One change to Senate Bill 83 would allow parolees to vote; another would bar candidates who've lost one party's nomination from running as another party's nominee for the same office in the same election.

If they stay on the bill it should be defeated. SB 83 won preliminary passage in the Senate Tuesday, but final passage may be delayed until next week because a few members will be out of town until then.

True, good provisions would go down with the bad, but there's time to run another bill this year or even next, before the general election.

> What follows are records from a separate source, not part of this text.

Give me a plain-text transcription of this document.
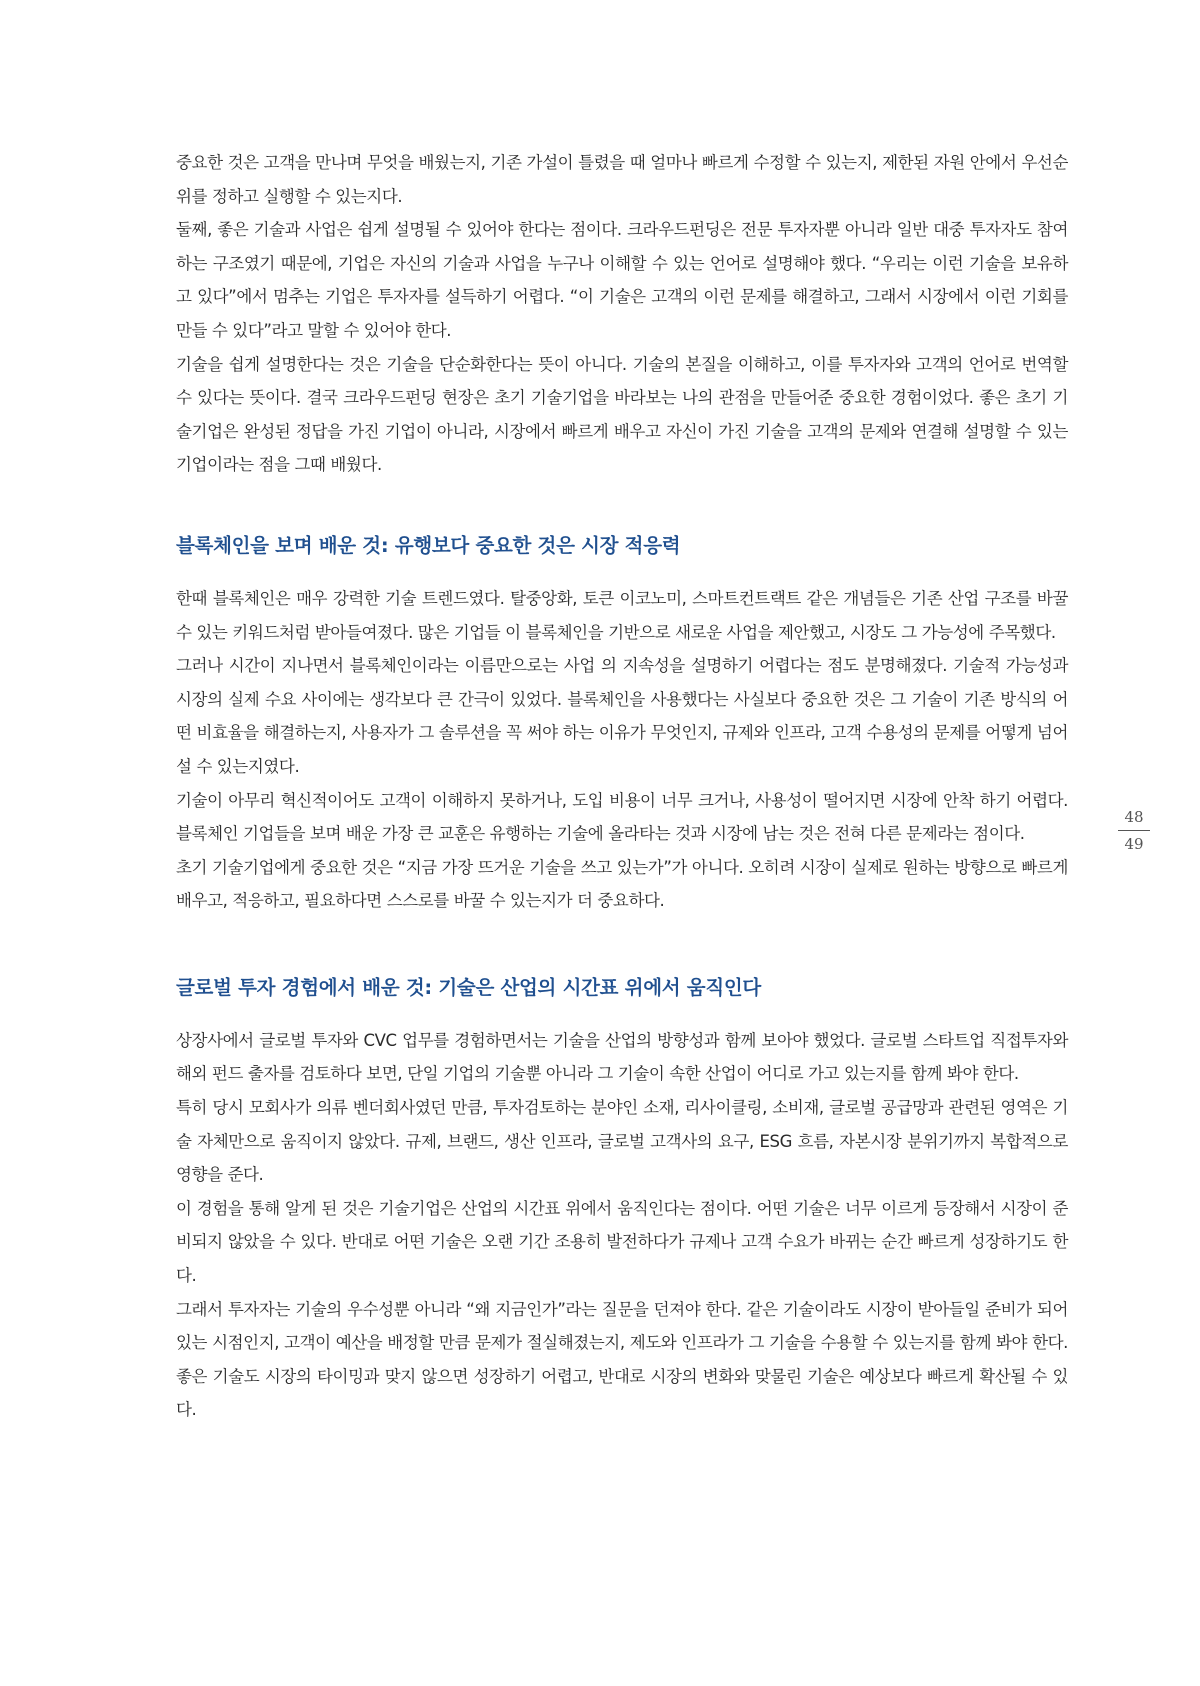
중요한 것은 고객을 만나며 무엇을 배웠는지, 기존 가설이 틀렸을 때 얼마나 빠르게 수정할 수 있는지, 제한된 자원 안에서 우선순위를 정하고 실행할 수 있는지다.

둘째, 좋은 기술과 사업은 쉽게 설명될 수 있어야 한다는 점이다. 크라우드펀딩은 전문 투자자뿐 아니라 일반 대중 투자자도 참여하는 구조였기 때문에, 기업은 자신의 기술과 사업을 누구나 이해할 수 있는 언어로 설명해야 했다. “우리는 이런 기술을 보유하고 있다”에서 멈추는 기업은 투자자를 설득하기 어렵다. “이 기술은 고객의 이런 문제를 해결하고, 그래서 시장에서 이런 기회를 만들 수 있다”라고 말할 수 있어야 한다.

기술을 쉽게 설명한다는 것은 기술을 단순화한다는 뜻이 아니다. 기술의 본질을 이해하고, 이를 투자자와 고객의 언어로 번역할 수 있다는 뜻이다. 결국 크라우드펀딩 현장은 초기 기술기업을 바라보는 나의 관점을 만들어준 중요한 경험이었다. 좋은 초기 기술기업은 완성된 정답을 가진 기업이 아니라, 시장에서 빠르게 배우고 자신이 가진 기술을 고객의 문제와 연결해 설명할 수 있는 기업이라는 점을 그때 배웠다.

블록체인을 보며 배운 것: 유행보다 중요한 것은 시장 적응력

한때 블록체인은 매우 강력한 기술 트렌드였다. 탈중앙화, 토큰 이코노미, 스마트컨트랙트 같은 개념들은 기존 산업 구조를 바꿀 수 있는 키워드처럼 받아들여졌다. 많은 기업들 이 블록체인을 기반으로 새로운 사업을 제안했고, 시장도 그 가능성에 주목했다.

그러나 시간이 지나면서 블록체인이라는 이름만으로는 사업 의 지속성을 설명하기 어렵다는 점도 분명해졌다. 기술적 가능성과 시장의 실제 수요 사이에는 생각보다 큰 간극이 있었다. 블록체인을 사용했다는 사실보다 중요한 것은 그 기술이 기존 방식의 어떤 비효율을 해결하는지, 사용자가 그 솔루션을 꼭 써야 하는 이유가 무엇인지, 규제와 인프라, 고객 수용성의 문제를 어떻게 넘어설 수 있는지였다.

기술이 아무리 혁신적이어도 고객이 이해하지 못하거나, 도입 비용이 너무 크거나, 사용성이 떨어지면 시장에 안착 하기 어렵다. 블록체인 기업들을 보며 배운 가장 큰 교훈은 유행하는 기술에 올라타는 것과 시장에 남는 것은 전혀 다른 문제라는 점이다.

초기 기술기업에게 중요한 것은 “지금 가장 뜨거운 기술을 쓰고 있는가”가 아니다. 오히려 시장이 실제로 원하는 방향으로 빠르게 배우고, 적응하고, 필요하다면 스스로를 바꿀 수 있는지가 더 중요하다.

글로벌 투자 경험에서 배운 것: 기술은 산업의 시간표 위에서 움직인다

상장사에서 글로벌 투자와 CVC 업무를 경험하면서는 기술을 산업의 방향성과 함께 보아야 했었다. 글로벌 스타트업 직접투자와 해외 펀드 출자를 검토하다 보면, 단일 기업의 기술뿐 아니라 그 기술이 속한 산업이 어디로 가고 있는지를 함께 봐야 한다.

특히 당시 모회사가 의류 벤더회사였던 만큼, 투자검토하는 분야인 소재, 리사이클링, 소비재, 글로벌 공급망과 관련된 영역은 기술 자체만으로 움직이지 않았다. 규제, 브랜드, 생산 인프라, 글로벌 고객사의 요구, ESG 흐름, 자본시장 분위기까지 복합적으로 영향을 준다.

이 경험을 통해 알게 된 것은 기술기업은 산업의 시간표 위에서 움직인다는 점이다. 어떤 기술은 너무 이르게 등장해서 시장이 준비되지 않았을 수 있다. 반대로 어떤 기술은 오랜 기간 조용히 발전하다가 규제나 고객 수요가 바뀌는 순간 빠르게 성장하기도 한다.

그래서 투자자는 기술의 우수성뿐 아니라 “왜 지금인가”라는 질문을 던져야 한다. 같은 기술이라도 시장이 받아들일 준비가 되어 있는 시점인지, 고객이 예산을 배정할 만큼 문제가 절실해졌는지, 제도와 인프라가 그 기술을 수용할 수 있는지를 함께 봐야 한다. 좋은 기술도 시장의 타이밍과 맞지 않으면 성장하기 어렵고, 반대로 시장의 변화와 맞물린 기술은 예상보다 빠르게 확산될 수 있다.

48
49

The provision that would allow parolees to vote was sponsored by Sen. Peter Groff, D-Denver. He argued that restoring their right to vote would make them less likely to violate parole and return to prison. It was approved on a party-line vote.

Whether parolees should vote is a close call, in our view. On balance, however, we stand with the current law, which was upheld by the Colorado Supreme Court as recently as last year.

The Colorado Constitution states, "No person while confined in any public prison shall be entitled to vote," but everyone released by a pardon or who has served his full term "shall without further action, be invested with all the rights of citizenship."

A clarifying statute says no person "serving a sentence of parole" shall be eligible to register or to vote.

The high court upheld the law when it was challenged by a parolee. "A person who is serving a sentence of parole has not served his or her full term of imprisonment within the meaning of this constitutional provision," it wrote.

That makes sense to us. By the way, Colorado stands with 34 other states in holding to this standard, according to Marc Mauer of The Sentencing Project in Washington.

Only 13 states allow someone to vote as soon as he's been paroled and two - Vermont and Maine - permit felons to vote even when incarcerated.

The so-called "Lieberman amendment," proposed by bill sponsor Ron Tupa of Boulder, would prohibit someone who has lost a party's nomination to win the nod of another party for the same office in the same election. In Connecticut last year, Democratic Sen. Joe Lieberman was denied his party's renomination but won election running as an independent.

Tupa's amendment passed despite the opposition of Sen. Bob Hagedorn, D-Aurora, who thinks it's a power play by the major parties to forestall defections and uppity third parties. Lieberman isn't the only major politician to win re-election despite his party's rejection, he noted. In 1969, Republican Mayor John V. Lindsay of New York City lost his party's renomination but ran as the Liberal Party nominee and won a second term.

Hagedorn's thesis is that if the voters want a candidate, he or she shouldn't be thwarted by obstacles thrown up by vindictive major parties.

The bill also contains a troubling provision regarding public access to election records, but we understand that it may be fixed with a third-reading amendment. If not, that would be yet another reason to defeat this bill.